Research from the natural sciences is also adding to our knowledge of time. A study co-written by Dr Andrew Jackson, of the Department of Zoology at TCD, in the Animal Behaviour journal last September shows how different organisms experience time at different rates. Small-bodied animals with fast metabolic rates, such as flies and birds, experience time more slowly than large bodied animals with slow metabolic rates, such as turtles, the study concludes.
In addition, philosophers are grappling with the subject, among them Peter Simons, chair of moral philosophy at TCD. He continues a tradition stretching back to Aristotle asking questions not just about our experiences of time but whether it is, in fact, real.
Answering in the affirmative, equally for past, present and future, he provides today’s arresting idea:
We should be as morally concerned about both future wrongs and past wrongs as present wrongs.
Is the future determined in advance?
Peter Simons: “Philosophers have different views on this. Take two philosophers and you have got at least two opinions on your hands . . . Some philosophers think there really is no future – not that things aren’t going to come later but that the future is something that doesn’t exist.
“Others think it doesn’t exist yet, that the things that we are talking about in the future, like the next general election, will come to pass; it’s just we’re not there yet. And then there are others who think it is just there sitting in the future, waiting for us to, as at were, shuffle up towards it.”
Is it rational to distinguish between past, present and future?

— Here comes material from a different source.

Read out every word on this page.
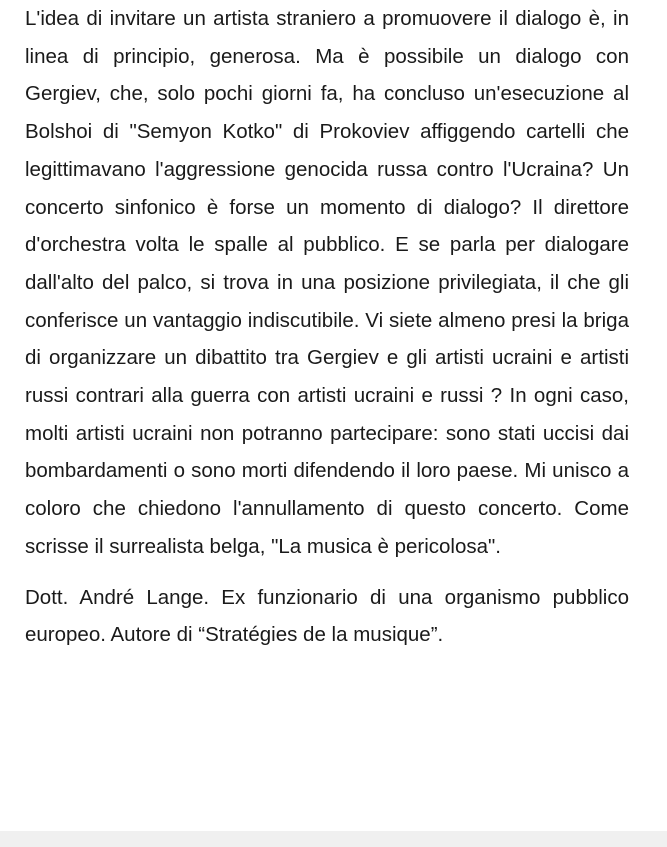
L'idea di invitare un artista straniero a promuovere il dialogo è, in linea di principio, generosa. Ma è possibile un dialogo con Gergiev, che, solo pochi giorni fa, ha concluso un'esecuzione al Bolshoi di "Semyon Kotko" di Prokoviev affiggendo cartelli che legittimavano l'aggressione genocida russa contro l'Ucraina? Un concerto sinfonico è forse un momento di dialogo? Il direttore d'orchestra volta le spalle al pubblico. E se parla per dialogare dall'alto del palco, si trova in una posizione privilegiata, il che gli conferisce un vantaggio indiscutibile. Vi siete almeno presi la briga di organizzare un dibattito tra Gergiev e gli artisti ucraini e artisti russi contrari alla guerra con artisti ucraini e russi ? In ogni caso, molti artisti ucraini non potranno partecipare: sono stati uccisi dai bombardamenti o sono morti difendendo il loro paese. Mi unisco a coloro che chiedono l'annullamento di questo concerto. Come scrisse il surrealista belga, "La musica è pericolosa".

Dott. André Lange. Ex funzionario di una organismo pubblico europeo. Autore di “Stratégies de la musique”.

“There have been two very different ways of thinking about time. Some people think – a lot of ordinary people and not just strange people like philosophers – that ‘past, present and future’ is a real distinction between three different aspects of time, that the future is something completely different from the past, and that’s something different from the present. That is anchored in the way we think, the way we act and speak. We have languages with tenses and so on.